Die letzten 4,5 Kilo nach zwei Schwangerschaften wollte sie abnehmen – und griff dafür zum Diabetesmedikament Ozempic. Doch noch einmal würde die junge Mutter das Medikament nicht einnehmen.
„Ich würde es niemandem empfehlen“Wie eine junge Mutter mit Ozempic abgenommen hat
In den letzten drei Jahren hatte sie durch Sport und eine Ernährungsumstellung 20 Kilogramm abgenommen. Die letzten hartnäckigen Kilos nach zwei Schwangerschaften blieben aber. Dafür griff die 31-Jährige zu Ozempic. „Jeder schwört darauf“, sagt die zweifache Mutter aus Hannover. Ihren Namen und ihr Gesicht möchte sie nicht preisgeben. Zu groß ist doch die Scham. Denn Ozempic ist eigentlich ein Diabetesmedikament – und in den sozialen Medien auch als Abnehmspritze bekannt.

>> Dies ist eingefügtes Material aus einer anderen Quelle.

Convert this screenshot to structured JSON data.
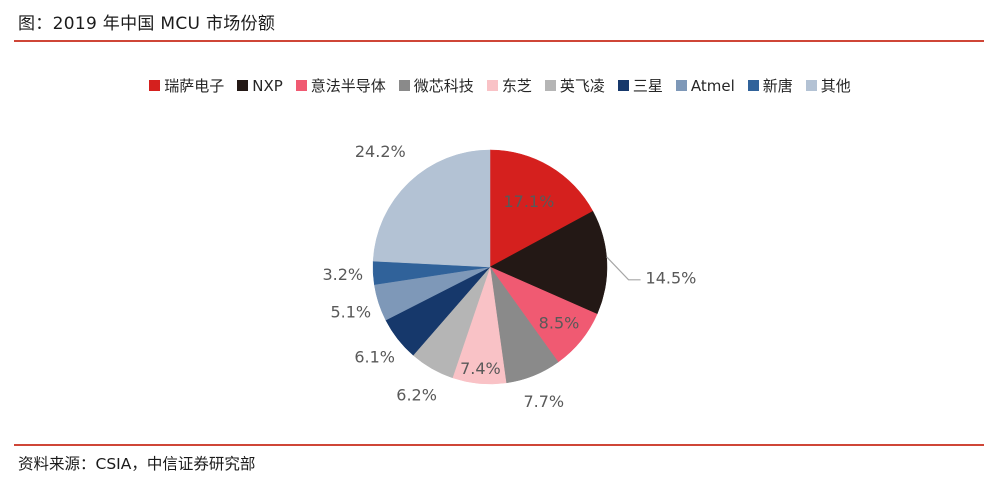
{
  "page": {
    "title": "图：2019 年中国 MCU 市场份额",
    "source": "资料来源：CSIA，中信证券研究部",
    "accent_line_color": "#CF4637",
    "background_color": "#FFFFFF"
  },
  "chart_data": {
    "type": "pie",
    "title": "2019 年中国 MCU 市场份额",
    "unit": "%",
    "start_angle_deg": 0,
    "direction": "clockwise",
    "legend_position": "top",
    "label_color": "#595959",
    "leader_line_color": "#A6A6A6",
    "slices": [
      {
        "name": "瑞萨电子",
        "value": 17.1,
        "label": "17.1%",
        "color": "#D5201E",
        "label_placement": "inside",
        "label_r": 0.65
      },
      {
        "name": "NXP",
        "value": 14.5,
        "label": "14.5%",
        "color": "#231815",
        "label_placement": "callout",
        "label_r": 1.0
      },
      {
        "name": "意法半导体",
        "value": 8.5,
        "label": "8.5%",
        "color": "#F05A72",
        "label_placement": "inside",
        "label_r": 0.76
      },
      {
        "name": "微芯科技",
        "value": 7.7,
        "label": "7.7%",
        "color": "#8A8A8A",
        "label_placement": "outside",
        "label_r": 1.24
      },
      {
        "name": "东芝",
        "value": 7.4,
        "label": "7.4%",
        "color": "#F9C2C6",
        "label_placement": "inside",
        "label_r": 0.87
      },
      {
        "name": "英飞凌",
        "value": 6.2,
        "label": "6.2%",
        "color": "#B5B5B5",
        "label_placement": "outside",
        "label_r": 1.26
      },
      {
        "name": "三星",
        "value": 6.1,
        "label": "6.1%",
        "color": "#16386B",
        "label_placement": "outside",
        "label_r": 1.25
      },
      {
        "name": "Atmel",
        "value": 5.1,
        "label": "5.1%",
        "color": "#7E98B8",
        "label_placement": "outside",
        "label_r": 1.25
      },
      {
        "name": "新唐",
        "value": 3.2,
        "label": "3.2%",
        "color": "#30629A",
        "label_placement": "outside",
        "label_r": 1.26
      },
      {
        "name": "其他",
        "value": 24.2,
        "label": "24.2%",
        "color": "#B3C2D4",
        "label_placement": "outside",
        "label_r": 1.36
      }
    ]
  }
}
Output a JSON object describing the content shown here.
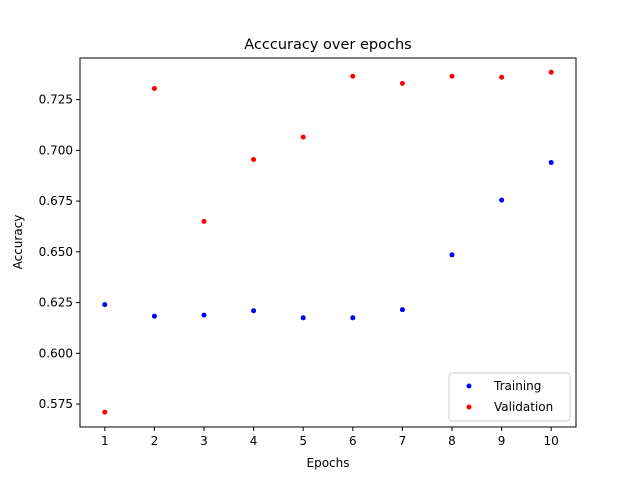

Der in Ozempic enthaltene Wirkstoff Semaglutid ahmt das Hormon GLP-1 nach. Es erzeugt das Sättigungsgefühl und verlangsamt die Magenentleerung. Das Problem: Weil Abnehmspritzen wie Ozempic vor allem durch Social Media in Mode sind, ist das Diabetesmedikament überall ausverkauft. Selbst Diabetikerinnen und Diabetiker bekommen in Apotheken kaum Ozempic.
Trotzdem besorgte sich die junge Mutter eine Spritze - wie genau, möchte sie nicht verraten. Nur so viel: Ein Arzt in der Türkei riet ihr, das Medikament vor einer möglichen Bauchdeckenstraffung einzunehmen, um die letzten Kilos abzunehmen. Überprüfen lässt sich die Aussage nicht.
Ozempic zum Abnehmen: Müdigkeit, Trägheit und Magen-Darm-Beschwerden
Sechs Wochen lang nahm die junge Frau Ozempic wöchentlich, für am Ende 4,5 Kilogramm weniger auf der Waage. „Ich esse sonst sehr gerne Süßkram, aber ich hatte während der Zeit extreme Appetitlosigkeit“, sagt die Hannoveranerin. Doch wirklich glücklich war sie mit ihrer Abnehmmethode nicht. „Ich würde es niemandem empfehlen.“ Denn sie hatte extreme Nebenwirkungen, über die niemand spreche. Unter anderem waren Müdigkeit, Trägheit und Magen-Darm-Beschwerden ihre täglichen Begleiter. „Ich musste zudem jeden Tag eine Kopfschmerztablette nehmen.“
Die Beschwerden der 31-Jährigen waren so stark, dass sie sogar überlegte, die Einnahme von Ozempic abzubrechen. „Aber dafür habe ich zu viel Geld für das Medikament ausgegeben.“ Noch mal möchte sie Ozempic zum Abnehmen nicht einnehmen – obwohl die Beschwerden, inklusive der Appetitlosigkeit aufgehört haben. „Ich verfalle komplett in alte Muster“, sagt sie über ihr Essverhalten. Für eine erneute Einnahme von Ozempic sei das schlechte Gewissen dann doch zu groß. Denn ihr Vater sei selbst Diabetiker.
Ozempicmangel niedersachsenweit spürbar
Für Fachärztin Henrike Hilbig vom Diabeteszentrum Hannover ist das Völlegefühl bei der Einnahme keine Nebenwirkung. „Das ist die Wirkung.“ Laut ihrer Einschätzung hätten aber ihre Patientinnen und Patienten nur ganz selten Beschwerden wie Übelkeit oder Magen-Darm-Beschwerden. „Es ist etwas anderes, wenn ich mir das Medikament illegal im Internet bestelle oder von einem Arzt verschrieben bekomme.“ In einer Praxis werde über die Nebenwirkungen aufgeklärt, die Dosis langsam erhöht oder bei Nebenwirkungen gegengesteuert. „Zudem ist bei unseren Patienten der Leidensdruck viel höher.“ Es ginge nicht nur um ein paar Kilogramm auf der Waage, sondern um die Gesundheit. Auch Hilbig beobachtet einen Mangel an Diabetesmedikamenten wie Ozempic: „Die Lage hat sich noch nicht entspannt.“
Laut der Apothekerkammer Niedersachsen wurde Ozempic erstmals im September 2023 auf der Engpassliste aufgenommen. „Alle Apotheken, egal ob in der Stadt oder auf dem Land, sind von dem Engpass betroffen“, sagt Panagiota Fyssa, Pressesprecherin der Apothekerkammer Niedersachsen. Laut Meldung des Herstellers werden die Engpässe, trotz erhöhter Produktmengen, bis ins vierte Quartal 2024 hinein erwartet.